Since software is automatically under copyright, without a license no one may:
- copy it
- distribute it
- modify it
- extend it
- use it (unclear - this has not been properly tested in court yet)
Fundamentally there are two kinds of license, Open Source licenses and Proprietary licenses, which serve slightly different purposes.
Proprietary licenses are designed to pass on limited rights to end users, and are most suitable if you want to commercialise your software. They tend to be customised to suit the requirements of the software and the institution to which it belongs - again your institutions IP team will be able to help here.
Open Source licenses are designed more to protect the rights of end users - they specifically grant permission to make modifications and redistribute the software to others. The website Choose A License provides recommendations and a simple summary of some of the most common open source licenses.
Within the open source licenses, there are two categories, copyleft and permissive. The permissive licenses such as MIT and the multiple variants of the BSD license are designed to give maximum freedom to the end users of software. These licenses allow the end user to do almost anything with the source code.

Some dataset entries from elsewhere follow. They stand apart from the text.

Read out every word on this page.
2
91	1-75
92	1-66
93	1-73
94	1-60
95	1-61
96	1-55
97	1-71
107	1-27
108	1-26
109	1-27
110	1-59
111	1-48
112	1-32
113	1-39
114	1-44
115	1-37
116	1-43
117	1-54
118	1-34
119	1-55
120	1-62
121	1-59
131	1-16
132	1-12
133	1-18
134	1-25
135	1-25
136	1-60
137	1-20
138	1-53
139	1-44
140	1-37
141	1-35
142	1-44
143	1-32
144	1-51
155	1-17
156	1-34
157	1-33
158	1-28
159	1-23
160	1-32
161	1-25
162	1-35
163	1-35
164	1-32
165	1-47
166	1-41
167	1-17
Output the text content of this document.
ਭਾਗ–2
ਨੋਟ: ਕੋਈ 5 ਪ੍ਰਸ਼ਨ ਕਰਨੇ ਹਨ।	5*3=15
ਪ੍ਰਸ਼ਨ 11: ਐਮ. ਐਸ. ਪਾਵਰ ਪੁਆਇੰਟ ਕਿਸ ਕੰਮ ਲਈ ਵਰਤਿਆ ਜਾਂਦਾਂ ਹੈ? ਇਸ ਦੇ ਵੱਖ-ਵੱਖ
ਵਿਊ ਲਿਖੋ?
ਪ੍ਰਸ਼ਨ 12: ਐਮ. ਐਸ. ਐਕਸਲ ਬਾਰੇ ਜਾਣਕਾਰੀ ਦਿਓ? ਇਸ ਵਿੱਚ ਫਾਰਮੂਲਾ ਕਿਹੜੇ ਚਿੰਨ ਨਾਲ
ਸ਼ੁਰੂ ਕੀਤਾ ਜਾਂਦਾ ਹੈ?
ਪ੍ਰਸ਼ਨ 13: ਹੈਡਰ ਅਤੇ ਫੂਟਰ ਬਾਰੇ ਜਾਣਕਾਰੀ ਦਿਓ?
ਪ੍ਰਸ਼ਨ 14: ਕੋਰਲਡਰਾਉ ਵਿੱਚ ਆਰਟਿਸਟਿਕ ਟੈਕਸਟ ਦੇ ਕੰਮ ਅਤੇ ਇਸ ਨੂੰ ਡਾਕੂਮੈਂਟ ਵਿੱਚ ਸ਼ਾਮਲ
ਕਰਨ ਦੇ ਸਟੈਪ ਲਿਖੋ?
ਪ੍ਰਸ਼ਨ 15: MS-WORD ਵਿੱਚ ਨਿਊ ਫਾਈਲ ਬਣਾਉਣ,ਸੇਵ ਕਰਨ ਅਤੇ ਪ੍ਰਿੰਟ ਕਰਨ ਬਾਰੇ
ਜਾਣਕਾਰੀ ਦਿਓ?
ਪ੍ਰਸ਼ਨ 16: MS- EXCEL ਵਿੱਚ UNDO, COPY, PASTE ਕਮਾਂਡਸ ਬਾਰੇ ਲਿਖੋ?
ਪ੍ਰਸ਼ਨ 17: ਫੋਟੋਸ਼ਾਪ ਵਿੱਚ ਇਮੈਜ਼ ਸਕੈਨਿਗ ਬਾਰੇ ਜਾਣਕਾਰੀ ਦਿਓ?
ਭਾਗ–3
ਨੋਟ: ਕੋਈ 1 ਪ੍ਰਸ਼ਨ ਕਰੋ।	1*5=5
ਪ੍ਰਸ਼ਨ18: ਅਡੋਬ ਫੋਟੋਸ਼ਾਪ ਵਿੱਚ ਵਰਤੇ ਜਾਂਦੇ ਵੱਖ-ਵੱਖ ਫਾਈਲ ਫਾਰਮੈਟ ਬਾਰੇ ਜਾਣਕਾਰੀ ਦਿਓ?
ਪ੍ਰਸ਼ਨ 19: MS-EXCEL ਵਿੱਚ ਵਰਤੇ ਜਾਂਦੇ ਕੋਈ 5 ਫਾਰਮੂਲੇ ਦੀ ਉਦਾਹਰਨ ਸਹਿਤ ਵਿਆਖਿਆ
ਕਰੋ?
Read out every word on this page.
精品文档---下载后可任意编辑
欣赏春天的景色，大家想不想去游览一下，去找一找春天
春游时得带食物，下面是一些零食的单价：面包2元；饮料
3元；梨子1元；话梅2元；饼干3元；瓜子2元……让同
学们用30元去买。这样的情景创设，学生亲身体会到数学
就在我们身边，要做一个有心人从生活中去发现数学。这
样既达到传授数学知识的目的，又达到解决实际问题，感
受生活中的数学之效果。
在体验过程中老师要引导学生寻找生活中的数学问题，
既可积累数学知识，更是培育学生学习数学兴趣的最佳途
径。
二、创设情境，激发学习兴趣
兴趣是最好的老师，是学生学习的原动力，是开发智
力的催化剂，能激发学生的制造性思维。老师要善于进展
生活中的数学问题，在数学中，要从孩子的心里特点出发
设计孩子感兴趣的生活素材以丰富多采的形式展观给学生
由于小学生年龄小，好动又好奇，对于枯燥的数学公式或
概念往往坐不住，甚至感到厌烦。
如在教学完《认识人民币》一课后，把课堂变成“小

The copyleft licences in the GPL still give a lot of freedom to the end users, but any code that they write based on GPLed code must also be licensed under the same license. This gives the developer assurance that anyone building on their code is also contributing back to the community. It’s actually a little more complicated than this, and the variants all have slightly different conditions and applicability, but this is the core of the license.
Which of these types of license you prefer is up to you and those you develop code with. If you want more information, or help choosing a license, the Choose An Open-Source License (linked here) site can help.
Key Points
Releases are stable versions of the code.
Zenodo can automatically generate DOIs for releases.
Software licenses can restrict what others can do with your code.